4. Do not “just pretend it never happened”
Outward appearances can be deceiving. Many times, a survivor can put on a mask and convince themselves and the world that they are happy and the event no longer haunts them. Do not be fooled by this. Victims of all kinds of abuse try this coping mechanism because sometimes it is easier to ignore reality and sweep it under the rug. This may provide temporarily relief but the memories and pain are always the last thing on their mind before they fall asleep. Never stop checking up on their healing progress but try not to do this is a nagging way. Be there in a supportive, loving way. This can just be including them in daily activities, asking them how they are feeling, watching their moods, and giving them space when they need it.
5. Do suggest that they get professional help
If they have not already chosen to do so on their own, it helps to have a little bit of encouragement. They may know very early on that they need to seek professional help but could be too afraid to do so. They are afraid of opening up, being judged, being blamed, etc. If they are not ready to speak to a therapist just yet, be patient. They will choose to go when they are ready.
6. Do remember what makes them special in the first place
Among the craziness of dealing with a traumatic event, an individual may become lost for a while and lose who they are temporarily. This can manifest in a variety of ways such as rebellion, depression, anxiety, anger, hatred, regret, etc. Do not let these temporary side-effects cloud your judgement on the person you love.

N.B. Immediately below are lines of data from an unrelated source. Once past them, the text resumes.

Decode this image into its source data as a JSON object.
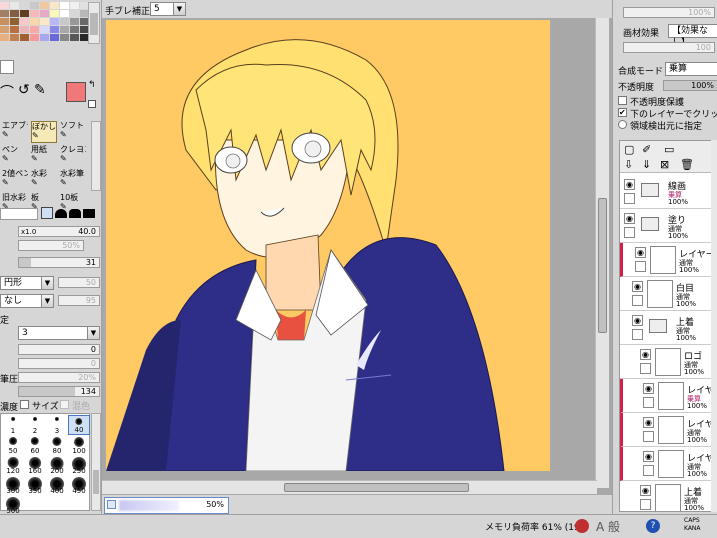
{
  "top_bar": {
    "stabilizer_label": "手ブレ補正",
    "stabilizer_value": "5"
  },
  "left_panel": {
    "swatch_colors": [
      "#f8d8d8",
      "#e8e8e8",
      "#d8d8d8",
      "#c8c8c8",
      "#f0c8a0",
      "#f8e8c8",
      "#ffffff",
      "#f0f0f0",
      "#e0e0e0",
      "#a08060",
      "#806040",
      "#604020",
      "#f8b8b8",
      "#e8a8c8",
      "#f8f8b8",
      "#ffffff",
      "#d8d8d8",
      "#b8b8b8",
      "#c89060",
      "#906030",
      "#f8c8c8",
      "#f8d8a8",
      "#ffe8c8",
      "#b8b8f8",
      "#c8c8c8",
      "#989898",
      "#686868",
      "#d8a070",
      "#b87040",
      "#e8b8b8",
      "#f8a8a8",
      "#d8d8f8",
      "#8888e8",
      "#a8a8a8",
      "#787878",
      "#484848",
      "#e8b080",
      "#c08050",
      "#a06030",
      "#f89898",
      "#a8a8f0",
      "#6868d8",
      "#888888",
      "#585858",
      "#282828"
    ],
    "main_color": "#f07878",
    "tools": [
      {
        "label": "エアブラシ",
        "active": false
      },
      {
        "label": "ぼかし",
        "active": true
      },
      {
        "label": "ソフト",
        "active": false
      },
      {
        "label": "ペン",
        "active": false
      },
      {
        "label": "用紙",
        "active": false
      },
      {
        "label": "クレヨン",
        "active": false
      },
      {
        "label": "2値ペン",
        "active": false
      },
      {
        "label": "水彩",
        "active": false
      },
      {
        "label": "水彩筆",
        "active": false
      },
      {
        "label": "旧水彩",
        "active": false
      },
      {
        "label": "板",
        "active": false
      },
      {
        "label": "10板",
        "active": false
      }
    ],
    "size_multiplier": "x1.0",
    "size_value": "40.0",
    "min_size_value": "50%",
    "density_value": "31",
    "shape_select": "円形",
    "shape_strength": "50",
    "texture_select": "なし",
    "texture_strength": "95",
    "blend_label": "定",
    "blend_value": "3",
    "slider_a_value": "0",
    "slider_b_value": "0",
    "pressure_label": "筆圧",
    "pressure_value": "20%",
    "pressure2_value": "134",
    "density_label": "濃度",
    "size_check_label": "サイズ",
    "mix_check_label": "混色",
    "brush_sizes": [
      "1",
      "2",
      "3",
      "40",
      "50",
      "60",
      "80",
      "100",
      "120",
      "160",
      "200",
      "250",
      "300",
      "350",
      "400",
      "450",
      "500"
    ]
  },
  "navigator": {
    "zoom_pct": "50%"
  },
  "right_panel": {
    "top_slider_value": "100%",
    "paper_effect_label": "画材効果",
    "paper_effect_value": "【効果なし】",
    "paper_strength_value": "100",
    "blend_mode_label": "合成モード",
    "blend_mode_value": "乗算",
    "opacity_label": "不透明度",
    "opacity_value": "100%",
    "protect_opacity_label": "不透明度保護",
    "clip_label": "下のレイヤーでクリッピング",
    "selection_source_label": "領域検出元に指定",
    "layers": [
      {
        "name": "線画",
        "mode": "乗算",
        "opacity": "100%",
        "folder": true,
        "red": false,
        "indent": 0
      },
      {
        "name": "塗り",
        "mode": "通常",
        "opacity": "100%",
        "folder": true,
        "red": false,
        "indent": 0
      },
      {
        "name": "レイヤー",
        "mode": "通常",
        "opacity": "100%",
        "folder": false,
        "red": true,
        "indent": 1
      },
      {
        "name": "白目",
        "mode": "通常",
        "opacity": "100%",
        "folder": false,
        "red": false,
        "indent": 1
      },
      {
        "name": "上着",
        "mode": "通常",
        "opacity": "100%",
        "folder": true,
        "red": false,
        "indent": 1
      },
      {
        "name": "ロゴ",
        "mode": "通常",
        "opacity": "100%",
        "folder": false,
        "red": false,
        "indent": 2
      },
      {
        "name": "レイヤー",
        "mode": "乗算",
        "opacity": "100%",
        "folder": false,
        "red": true,
        "indent": 2
      },
      {
        "name": "レイヤー",
        "mode": "通常",
        "opacity": "100%",
        "folder": false,
        "red": true,
        "indent": 2
      },
      {
        "name": "レイヤー",
        "mode": "通常",
        "opacity": "100%",
        "folder": false,
        "red": true,
        "indent": 2
      },
      {
        "name": "上着",
        "mode": "通常",
        "opacity": "100%",
        "folder": false,
        "red": false,
        "indent": 2
      }
    ]
  },
  "status_bar": {
    "memory_label": "メモリ負荷率 61% (19",
    "ime_text": "A 般",
    "caps_label": "CAPS",
    "kana_label": "KANA"
  },
  "colors": {
    "canvas_bg": "#ffc964",
    "jacket": "#2e2e88",
    "hair": "#ffe070",
    "skin": "#fff0d8",
    "accent_red": "#d0204a"
  }
}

Remember what makes them happy, what makes them smile and do not give up on them. If they were brave enough to open up, they trust you and love you enough to share one of their darkest moments with you.
I understand that every situation is different and so is every person. These are not strict guide lines and can be altered and customized for your specific situation. However, two things remain the same. Never stop showing you care and be sensitive to their feelings.
I hope that this reaches someone who cannot find the words. But most of all, I hope that one day we will not need a guideline on how to speak to survivors because rape will cease to exist.